É comum que os filmes retratem jornalistas como heróis, e isso contribui para a construção social positiva sobre a profissão. Como você acha que o público recebe a figura de um jornalista de caráter duvidoso?

O cinema faz parte da indústria cultural e é uma produção simbólica das nossas sociedades complexas. O que ele expressa na tela está em relação direta com a sociedade. No caso da ficção, ela é uma representação da realidade e nos filmes analisados uma representação do jornalista. Estas representações estão na sociedade, não vieram de Marte. Por isso fazem sentido e são compreendidas. Assim acredito que o público recebe com uma certa "naturalidade" estes dois modelos de jornalista, porque eles são modelos presentes e muito reafirmados pelo senso comum.

Como a construção simbólica do jornalista (como a busca incessante por um furo e reconhecimento/fama) feita no cinema influencia no exercício da profissão na realidade? E até que ponto a realidade da profissão influencia nesta construção simbólica nas telas?

Talvez ela possa influenciar na escolha da carreira para alguns jovens. Quanto à realidade, ela é também fonte de inspiração para esses filmes. Eles vão buscar a rotina dos jornalistas e muitas vezes são escritos por ex-jornalistas.

No seu artigo você afirma que o cinema trata o jornalista como o responsável por todo o bem ou todo o mal. Como o jornalista pode ser representado de maneira mais próxima da realidade, sem um estereótipo extremista? É possível que um personagem seja construído com todas as suas facetas?

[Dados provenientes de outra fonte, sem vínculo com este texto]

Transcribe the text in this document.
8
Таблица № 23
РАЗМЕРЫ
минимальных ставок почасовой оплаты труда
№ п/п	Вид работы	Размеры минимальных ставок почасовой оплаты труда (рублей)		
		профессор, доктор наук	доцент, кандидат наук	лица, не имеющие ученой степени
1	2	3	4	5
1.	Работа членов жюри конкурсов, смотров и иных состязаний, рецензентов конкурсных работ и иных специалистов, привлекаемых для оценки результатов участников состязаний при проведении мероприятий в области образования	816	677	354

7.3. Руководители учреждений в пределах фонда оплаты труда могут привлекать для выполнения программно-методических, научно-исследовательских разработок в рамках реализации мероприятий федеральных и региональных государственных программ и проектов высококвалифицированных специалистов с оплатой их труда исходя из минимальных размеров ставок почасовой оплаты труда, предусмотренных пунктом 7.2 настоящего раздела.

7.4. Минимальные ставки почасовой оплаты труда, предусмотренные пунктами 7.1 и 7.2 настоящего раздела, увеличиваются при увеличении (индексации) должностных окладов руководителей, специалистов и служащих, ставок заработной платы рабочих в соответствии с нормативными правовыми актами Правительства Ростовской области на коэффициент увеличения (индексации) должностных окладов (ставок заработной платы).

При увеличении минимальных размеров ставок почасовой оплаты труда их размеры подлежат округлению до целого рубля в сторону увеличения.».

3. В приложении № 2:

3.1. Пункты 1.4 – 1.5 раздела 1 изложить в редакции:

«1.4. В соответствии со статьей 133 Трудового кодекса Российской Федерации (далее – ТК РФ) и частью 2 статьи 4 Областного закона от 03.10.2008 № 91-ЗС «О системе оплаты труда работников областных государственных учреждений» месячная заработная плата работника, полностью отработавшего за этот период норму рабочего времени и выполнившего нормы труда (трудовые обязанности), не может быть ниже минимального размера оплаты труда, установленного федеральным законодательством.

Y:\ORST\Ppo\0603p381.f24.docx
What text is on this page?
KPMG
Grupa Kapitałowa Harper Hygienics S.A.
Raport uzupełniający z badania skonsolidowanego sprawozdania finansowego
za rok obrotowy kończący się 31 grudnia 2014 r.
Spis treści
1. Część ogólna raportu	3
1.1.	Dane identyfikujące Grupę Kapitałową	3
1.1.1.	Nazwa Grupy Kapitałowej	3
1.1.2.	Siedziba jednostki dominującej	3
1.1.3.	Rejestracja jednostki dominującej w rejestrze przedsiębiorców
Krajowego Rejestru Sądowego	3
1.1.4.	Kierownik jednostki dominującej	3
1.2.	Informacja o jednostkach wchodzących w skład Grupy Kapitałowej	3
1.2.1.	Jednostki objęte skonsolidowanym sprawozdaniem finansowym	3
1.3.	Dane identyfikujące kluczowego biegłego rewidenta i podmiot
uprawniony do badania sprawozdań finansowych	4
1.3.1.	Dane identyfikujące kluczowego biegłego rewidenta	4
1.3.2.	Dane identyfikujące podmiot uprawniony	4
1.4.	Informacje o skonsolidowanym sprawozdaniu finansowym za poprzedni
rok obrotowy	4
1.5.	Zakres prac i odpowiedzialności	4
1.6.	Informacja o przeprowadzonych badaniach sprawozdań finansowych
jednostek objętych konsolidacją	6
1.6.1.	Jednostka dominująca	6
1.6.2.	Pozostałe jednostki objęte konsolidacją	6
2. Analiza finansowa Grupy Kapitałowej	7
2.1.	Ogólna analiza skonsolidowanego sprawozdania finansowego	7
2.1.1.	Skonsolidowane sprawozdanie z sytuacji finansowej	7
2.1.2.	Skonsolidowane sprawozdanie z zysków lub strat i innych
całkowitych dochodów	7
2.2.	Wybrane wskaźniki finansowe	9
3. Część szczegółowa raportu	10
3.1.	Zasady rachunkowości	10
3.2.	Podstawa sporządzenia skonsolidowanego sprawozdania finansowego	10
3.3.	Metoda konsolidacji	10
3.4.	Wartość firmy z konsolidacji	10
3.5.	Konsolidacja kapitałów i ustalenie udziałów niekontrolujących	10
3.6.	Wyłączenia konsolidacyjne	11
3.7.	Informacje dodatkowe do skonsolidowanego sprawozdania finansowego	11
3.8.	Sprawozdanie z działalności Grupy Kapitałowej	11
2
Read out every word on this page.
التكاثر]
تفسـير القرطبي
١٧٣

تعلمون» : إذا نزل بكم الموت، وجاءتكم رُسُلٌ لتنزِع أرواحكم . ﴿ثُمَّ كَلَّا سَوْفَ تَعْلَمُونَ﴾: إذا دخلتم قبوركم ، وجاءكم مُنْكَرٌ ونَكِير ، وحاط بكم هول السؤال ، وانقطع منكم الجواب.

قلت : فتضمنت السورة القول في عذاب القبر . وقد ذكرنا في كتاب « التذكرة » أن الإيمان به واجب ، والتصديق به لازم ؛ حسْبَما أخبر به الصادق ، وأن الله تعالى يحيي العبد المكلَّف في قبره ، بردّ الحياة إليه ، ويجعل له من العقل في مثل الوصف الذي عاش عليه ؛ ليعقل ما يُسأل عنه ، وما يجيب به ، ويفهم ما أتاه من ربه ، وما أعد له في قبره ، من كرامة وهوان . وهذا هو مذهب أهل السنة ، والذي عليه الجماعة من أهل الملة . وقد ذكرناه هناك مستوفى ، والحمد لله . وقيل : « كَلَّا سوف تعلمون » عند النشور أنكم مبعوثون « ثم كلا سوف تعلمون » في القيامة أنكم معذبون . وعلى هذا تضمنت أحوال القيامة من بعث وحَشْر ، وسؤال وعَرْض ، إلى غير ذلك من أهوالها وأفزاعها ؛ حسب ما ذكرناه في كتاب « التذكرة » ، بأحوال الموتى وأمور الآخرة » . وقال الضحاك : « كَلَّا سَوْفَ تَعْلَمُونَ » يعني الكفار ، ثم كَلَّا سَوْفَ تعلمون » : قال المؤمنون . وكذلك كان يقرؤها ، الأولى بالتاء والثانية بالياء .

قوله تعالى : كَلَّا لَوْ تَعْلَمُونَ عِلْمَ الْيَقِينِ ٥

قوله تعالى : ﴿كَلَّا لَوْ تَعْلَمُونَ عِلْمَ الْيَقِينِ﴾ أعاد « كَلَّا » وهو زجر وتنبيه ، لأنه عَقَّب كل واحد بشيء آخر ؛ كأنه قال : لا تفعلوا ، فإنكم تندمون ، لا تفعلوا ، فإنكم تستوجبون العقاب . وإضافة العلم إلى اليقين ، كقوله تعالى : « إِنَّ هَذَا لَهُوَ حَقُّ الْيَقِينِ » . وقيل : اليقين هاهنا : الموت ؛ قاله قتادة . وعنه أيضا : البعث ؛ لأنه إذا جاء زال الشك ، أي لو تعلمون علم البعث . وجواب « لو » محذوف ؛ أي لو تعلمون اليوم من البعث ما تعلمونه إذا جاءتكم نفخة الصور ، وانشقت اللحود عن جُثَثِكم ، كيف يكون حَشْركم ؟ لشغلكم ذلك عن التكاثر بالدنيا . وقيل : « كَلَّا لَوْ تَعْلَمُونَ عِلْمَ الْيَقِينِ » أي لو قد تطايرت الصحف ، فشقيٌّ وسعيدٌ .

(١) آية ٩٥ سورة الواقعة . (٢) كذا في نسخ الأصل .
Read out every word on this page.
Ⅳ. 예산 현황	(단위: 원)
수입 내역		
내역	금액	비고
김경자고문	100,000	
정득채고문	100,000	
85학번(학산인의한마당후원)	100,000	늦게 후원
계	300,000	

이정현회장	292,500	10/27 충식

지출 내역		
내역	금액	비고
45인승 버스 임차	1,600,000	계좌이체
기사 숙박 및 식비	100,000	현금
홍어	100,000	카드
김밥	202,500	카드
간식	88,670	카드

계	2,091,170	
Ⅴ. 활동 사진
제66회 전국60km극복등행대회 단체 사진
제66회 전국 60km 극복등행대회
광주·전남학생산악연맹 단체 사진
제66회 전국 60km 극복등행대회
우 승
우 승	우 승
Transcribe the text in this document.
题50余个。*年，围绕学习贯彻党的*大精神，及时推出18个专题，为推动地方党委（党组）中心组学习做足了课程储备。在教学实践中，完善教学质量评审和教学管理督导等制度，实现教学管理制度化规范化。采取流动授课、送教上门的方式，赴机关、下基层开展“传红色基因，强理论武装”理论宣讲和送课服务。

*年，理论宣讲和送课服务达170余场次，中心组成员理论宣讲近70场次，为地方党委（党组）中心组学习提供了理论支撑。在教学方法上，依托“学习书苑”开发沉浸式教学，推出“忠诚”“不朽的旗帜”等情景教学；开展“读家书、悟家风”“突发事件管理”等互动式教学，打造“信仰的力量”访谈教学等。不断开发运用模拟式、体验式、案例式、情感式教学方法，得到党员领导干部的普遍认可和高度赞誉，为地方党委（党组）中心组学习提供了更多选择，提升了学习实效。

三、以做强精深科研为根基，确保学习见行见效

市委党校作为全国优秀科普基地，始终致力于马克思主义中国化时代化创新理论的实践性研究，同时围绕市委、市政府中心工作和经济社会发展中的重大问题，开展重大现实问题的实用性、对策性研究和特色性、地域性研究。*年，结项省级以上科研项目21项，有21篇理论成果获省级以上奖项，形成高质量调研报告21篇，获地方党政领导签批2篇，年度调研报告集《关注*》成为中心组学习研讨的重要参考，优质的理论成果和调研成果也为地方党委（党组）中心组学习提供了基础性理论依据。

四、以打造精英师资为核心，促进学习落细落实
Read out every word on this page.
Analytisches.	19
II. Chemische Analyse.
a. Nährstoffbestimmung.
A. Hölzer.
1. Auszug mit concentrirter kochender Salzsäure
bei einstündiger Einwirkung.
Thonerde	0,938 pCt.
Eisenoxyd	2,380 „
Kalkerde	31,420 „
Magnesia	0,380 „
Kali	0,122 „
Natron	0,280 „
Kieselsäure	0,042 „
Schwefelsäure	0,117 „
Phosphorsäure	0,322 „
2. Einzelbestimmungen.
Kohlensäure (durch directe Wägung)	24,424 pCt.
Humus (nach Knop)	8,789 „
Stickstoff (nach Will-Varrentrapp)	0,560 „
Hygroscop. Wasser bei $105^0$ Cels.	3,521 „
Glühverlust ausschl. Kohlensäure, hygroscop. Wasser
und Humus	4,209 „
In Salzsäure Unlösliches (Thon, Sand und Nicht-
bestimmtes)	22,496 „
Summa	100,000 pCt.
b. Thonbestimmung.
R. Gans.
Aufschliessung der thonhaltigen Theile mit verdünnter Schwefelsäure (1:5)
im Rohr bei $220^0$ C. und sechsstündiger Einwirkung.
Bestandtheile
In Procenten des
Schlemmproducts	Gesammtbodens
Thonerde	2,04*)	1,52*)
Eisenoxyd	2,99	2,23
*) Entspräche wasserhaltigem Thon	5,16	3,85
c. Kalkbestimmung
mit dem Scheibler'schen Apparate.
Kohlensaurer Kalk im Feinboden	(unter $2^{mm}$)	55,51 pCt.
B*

Como todos os seres humanos, o jornalistas são complexos, têm contradições e ambiguidades. Seria bom se o cinema pudesse trazer para as telas esses lados todos. Mas nem sempre é possível. Alguns filmes conseguem fazer isso melhor do que outros. E isso acontece com várias profissões. Não é exclusividade dos jornalistas. Romper com padrões e modelos nem sempre é fácil, principalmente em filmes mais comerciais.